In these poems, the reader finds Whitman varying in theme and tone. The reader almost does not recognize Whitman in “Excelsior:” he takes on a boastful voice and the tone is perhaps the book’s most vibrant and celebratory since the opening poems of “Drum-Taps.” This celebration is countered with meditation and calm reflection on life. Whitman is truly showing the reader both the day and the night in these poems. Each is quite different from the other.
The poems in “Songs of Parting,” while taken from various points in Whitman’s career, are organized in order to highlight the theme of closure and farewell. “So Long!” is the most well known of these closing poems. In this, Whitman gives a summation of his work – “I have sung the body and the soul, war and peace have I sung, and the songs of life and death.” While he has traversed many themes and literary landscapes throughout the work, this line is his attempt to capture an essence of the book.
This final poem is also a reminder of the promise that Whitman sees in the American democratic experiment.
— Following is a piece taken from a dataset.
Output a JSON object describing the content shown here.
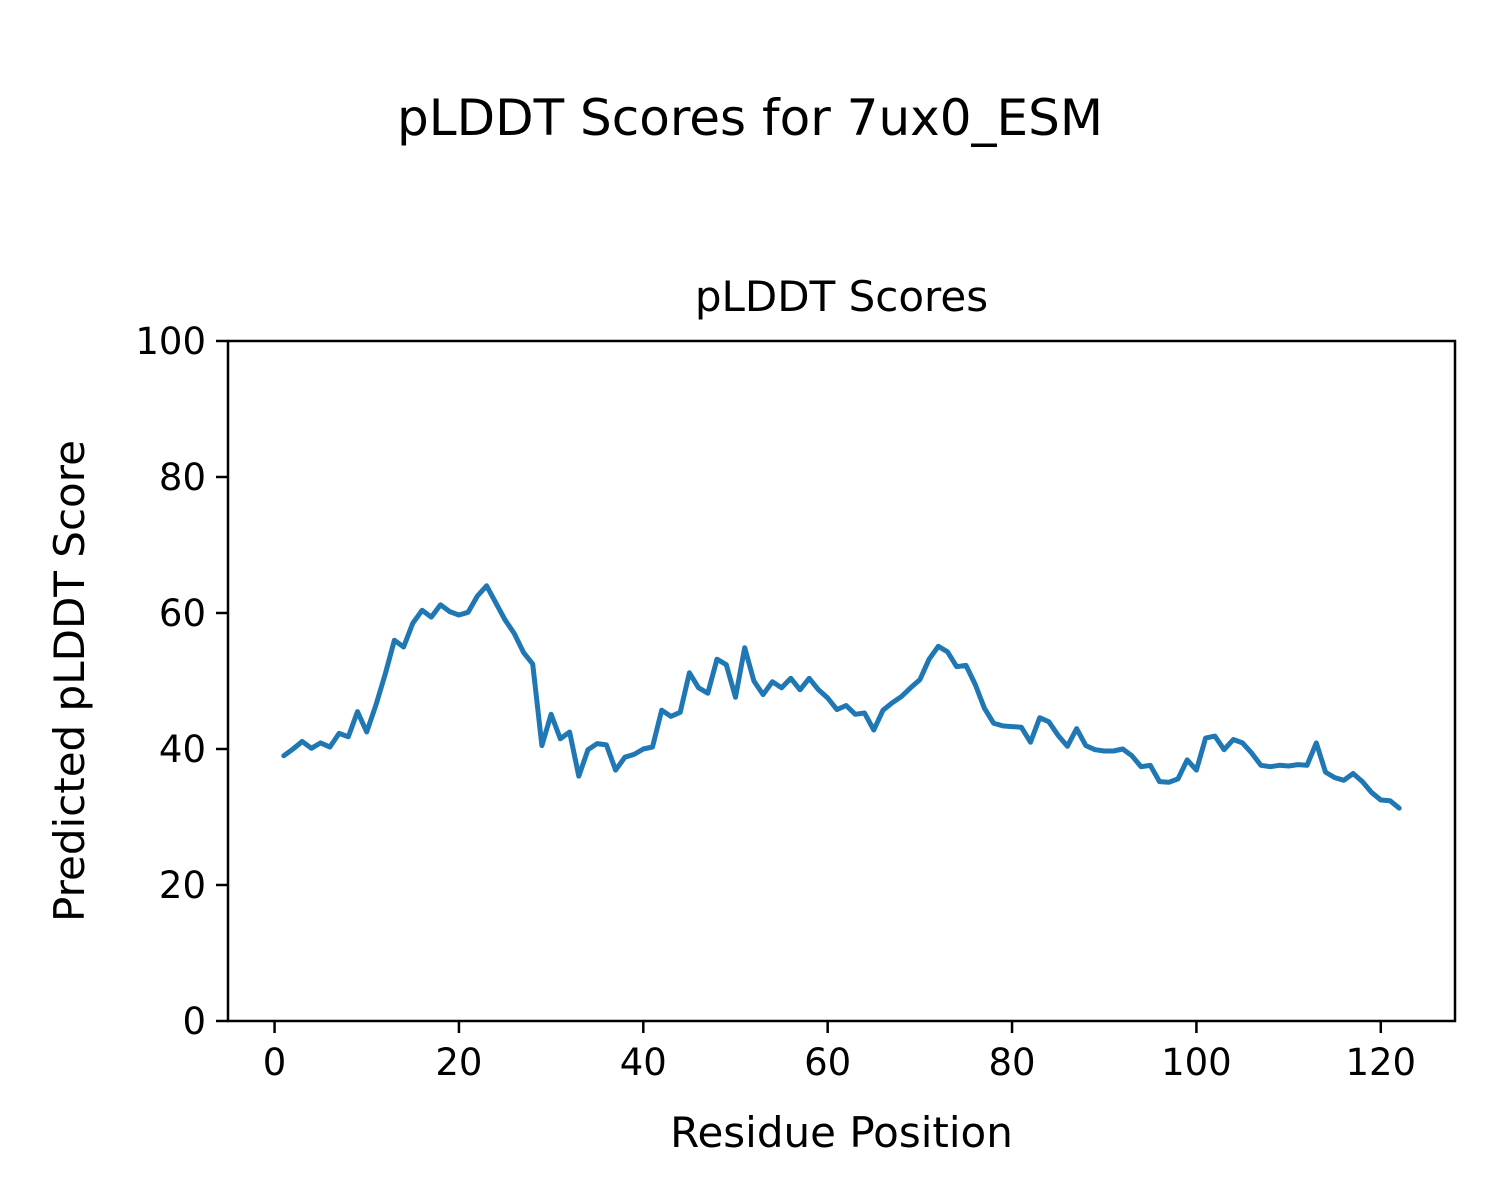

By the end of Leaves of Grass, it is undoubtedly true that this promise has been fought for and hard won. What stands out most of all here is Whitman’s continued belief in the perfectibility of the United States. Though he has gone through the most turbulent period in the nation’s history, he remains unwavering in his belief that American democracy, once fulfilled, will be the shining achievement of humanity. It is the culmination of the realization of the individual and the collective population. Each support and sustain the other.
“So Long!” is Whitman’s goodbye, but as he announced in his previous poems, his parting is not forever. Instead, this is a parting goodbye for the time being. Whitman announces himself once again to the personal reader and the closing lines read as if they are a personal note from the author. He implores the reader to not see these poems as simply a book; instead, they are a manifestation of Whitman himself. Whitman wrote in his autobiographical letters that he was less concerned with Leaves of Grass being taken seriously as a literary work than he was with the book becoming a chronicle of a life. It is both his life, the life of his country, and the life of his reader.